On Tue, Apr 14, 2020 at 08:24:54AM +0200, Ingo Molnar wrote:
>
> * Leon Romanovsky <[email protected]> wrote:
>
> > Hi,
> >
> > Any feedback?
> > https://lore.kernel.org/lkml/[email protected]/
>
> The fix definitely looks legit, lockdep is right that we shouldn't take
> the console_sem.lock even under trylock.
>
> It's only a printk_once(), yet I'm wondering why in the last ~8 years
> this never triggered. Nobody ever ran lockdep and debug console level
> enabled on such hardware, or did something else change?
>
> One possibility would be that apic_check_deadline_errata() marked almost
> all Intel systems as broken and the TSC-deadline hardware never actually
> got activated. In that case you have triggered rarely tested code and
> might see other weirdnesses. Just saying. :-)

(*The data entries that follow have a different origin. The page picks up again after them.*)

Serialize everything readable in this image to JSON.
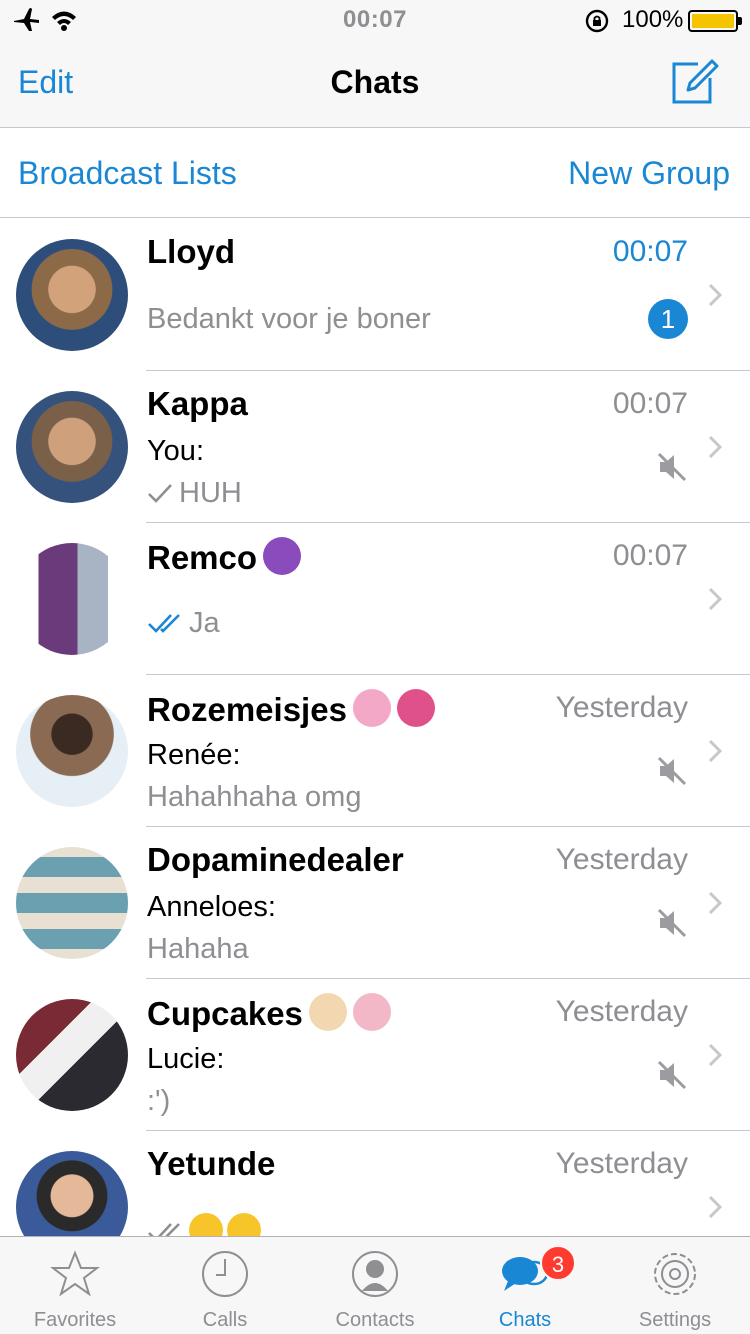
{
  "status_bar": {
    "time": "00:07",
    "battery_percent": "100%",
    "battery_level": 1.0
  },
  "nav": {
    "edit_label": "Edit",
    "title": "Chats",
    "compose_icon": "compose-icon"
  },
  "actions": {
    "broadcast_label": "Broadcast Lists",
    "new_group_label": "New Group"
  },
  "chats": [
    {
      "name": "Lloyd",
      "time": "00:07",
      "sender": "",
      "preview": "Bedankt voor je boner",
      "unread": "1",
      "muted": false,
      "avatar_color": "#9a7e60"
    },
    {
      "name": "Kappa",
      "time": "00:07",
      "sender": "You:",
      "preview": "HUH",
      "receipt": "single-check",
      "muted": true,
      "avatar_color": "#8a7a66"
    },
    {
      "name": "Remco",
      "emoji": [
        "devil-emoji"
      ],
      "time": "00:07",
      "sender": "",
      "preview": "Ja",
      "receipt": "double-check-blue",
      "muted": false,
      "avatar_color": "#6a3a7a"
    },
    {
      "name": "Rozemeisjes",
      "emoji": [
        "cherry-blossom-emoji",
        "ribbon-emoji"
      ],
      "time": "Yesterday",
      "sender": "Renée:",
      "preview": "Hahahhaha omg",
      "muted": true,
      "avatar_color": "#5a4a3a"
    },
    {
      "name": "Dopaminedealer",
      "time": "Yesterday",
      "sender": "Anneloes:",
      "preview": "Hahaha",
      "muted": true,
      "avatar_color": "#6aa0b0"
    },
    {
      "name": "Cupcakes",
      "emoji": [
        "cake-emoji",
        "no-gesture-emoji"
      ],
      "time": "Yesterday",
      "sender": "Lucie:",
      "preview": ":')",
      "muted": true,
      "avatar_color": "#5a4440"
    },
    {
      "name": "Yetunde",
      "time": "Yesterday",
      "sender": "",
      "preview": "",
      "receipt": "double-check-grey",
      "preview_emoji": [
        "tears-of-joy-emoji",
        "tears-of-joy-emoji"
      ],
      "muted": false,
      "avatar_color": "#3a5a9a"
    }
  ],
  "tabs": [
    {
      "label": "Favorites",
      "icon": "star-icon"
    },
    {
      "label": "Calls",
      "icon": "clock-icon"
    },
    {
      "label": "Contacts",
      "icon": "contact-icon"
    },
    {
      "label": "Chats",
      "icon": "chat-bubbles-icon",
      "badge": "3",
      "active": true
    },
    {
      "label": "Settings",
      "icon": "gear-icon"
    }
  ],
  "colors": {
    "accent": "#1a87d4",
    "badge_red": "#ff3b30",
    "battery": "#f5c400"
  }
}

It is hard to say what was changed, but after -rc1, we started to see
those lockdep splats almost in every run.

But if we are talking about other weirdnesses, I have another splat in my
QEMU machine, which is different, but from the same code area.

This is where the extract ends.